The woman died Saturday, two weeks after falling ill. It was the second fatality from the H5N1 strain of avian influenza, bringing the total number of reported deaths in China to 22 since 2003 when the first cases were reported.
Also on Saturday, state media reported that a two-year-old girl had also been diagnosed with bird flu in the neighboring province of Shanxi. She is hospitalized in critical condition in her home province of Shanxi, according to a statement released by the Shanxi provincial health bureau. About 70 people who had been in close contact with the girl were under observation, but none had shown signs of having contracted the disease, the Health Ministry said on its Web site.
“The ministry has already asked Shanxi and Hunan provinces to…strengthen their bird flu prevention work,” the Web site further wrote.
On January 5, a 19-year-old woman who lived in Chaoyang District in Beijing died after getting infected with the bird flu.

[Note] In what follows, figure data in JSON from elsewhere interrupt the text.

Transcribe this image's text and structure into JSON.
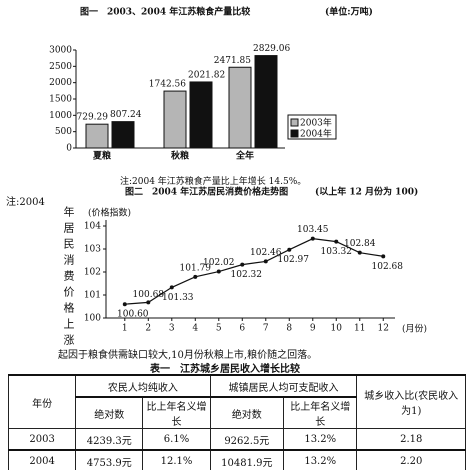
{
  "chart_data": [
    {
      "type": "bar",
      "title": "图一　2003、2004 年江苏粮食产量比较",
      "subtitle": "(单位:万吨)",
      "categories": [
        "夏粮",
        "秋粮",
        "全年"
      ],
      "series": [
        {
          "name": "2003年",
          "color": "#b5b5b5",
          "values": [
            729.29,
            1742.56,
            2471.85
          ]
        },
        {
          "name": "2004年",
          "color": "#111111",
          "values": [
            807.24,
            2021.82,
            2829.06
          ]
        }
      ],
      "ylim": [
        0,
        3000
      ],
      "yticks": [
        0,
        500,
        1000,
        1500,
        2000,
        2500,
        3000
      ],
      "legend": "right"
    },
    {
      "type": "line",
      "title": "图二　2004 年江苏居民消费价格走势图",
      "subtitle": "(以上年 12 月份为 100)",
      "y_label": "(价格指数)",
      "x_label": "(月份)",
      "color": "#111111",
      "x": [
        1,
        2,
        3,
        4,
        5,
        6,
        7,
        8,
        9,
        10,
        11,
        12
      ],
      "values": [
        100.6,
        100.68,
        101.33,
        101.79,
        102.02,
        102.32,
        102.46,
        102.97,
        103.45,
        103.32,
        102.84,
        102.68
      ],
      "value_labels": [
        "100.60",
        "100.68",
        "101.33",
        "101.79",
        "102.02",
        "102.32",
        "102.46",
        "102.97",
        "103.45",
        "103.32",
        "102.84",
        "102.68"
      ],
      "xlim": [
        0.2,
        12.5
      ],
      "xticks": [
        1,
        2,
        3,
        4,
        5,
        6,
        7,
        8,
        9,
        10,
        11,
        12
      ],
      "ylim": [
        100,
        104
      ],
      "yticks": [
        100,
        101,
        102,
        103,
        104
      ]
    }
  ],
  "notes": {
    "note1": "注:2004 年江苏粮食产量比上年增长 14.5%。",
    "note2_lead": "注:2004",
    "note2_vertical": "年居民消费价格上涨",
    "note2_tail": "起因于粮食供需缺口较大,10月份秋粮上市,粮价随之回落。"
  },
  "table": {
    "title": "表一　江苏城乡居民收入增长比较",
    "header": {
      "year": "年份",
      "rural": "农民人均纯收入",
      "urban": "城镇居民人均可支配收入",
      "ratio": "城乡收入比(农民收入为1)",
      "abs1": "绝对数",
      "growth1": "比上年名义增长",
      "abs2": "绝对数",
      "growth2": "比上年名义增长"
    },
    "rows": [
      [
        "2003",
        "4239.3元",
        "6.1%",
        "9262.5元",
        "13.2%",
        "2.18"
      ],
      [
        "2004",
        "4753.9元",
        "12.1%",
        "10481.9元",
        "13.2%",
        "2.20"
      ]
    ]
  }
}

It was the first case of death from bird flu since February last year in China. The woman had been handling ducks she had bought in a market, the authorities said.
Since 2003, the bird flu has infected 391 people in Asia, killing 247 of them, according to World Health Organization figures released in mid- December. China has the world’s biggest poultry population with hundreds of millions of backyard birds, which transforms the country in a critical spot in the fight to contain bird flu.
The two new victims come at a critical time for the country, as more people than ever are predisposed to contracting bird flu this time of the year because of low winter temperatures.
Also, “with the approach of the Lunar New Year, the trade in poultry products is increasing, and there is a growing risk of the emergence and spread of epidemics, the agriculture ministry warned.
The country’s Lunar New Year, or the Spring Festival, is that time of the year when families come together for a week-long holiday characterized by big meals featuring poultry and other meats. The event starts today and the authorities fear that more people could get infected with the bird flu. It is true that this kind of flu doesn’t transmit from one person to another. However, health experts are concerned that the virus may mutate into a form that is easily transmitted among human and spark an influenza pandemic that could kill millions of people worldwide.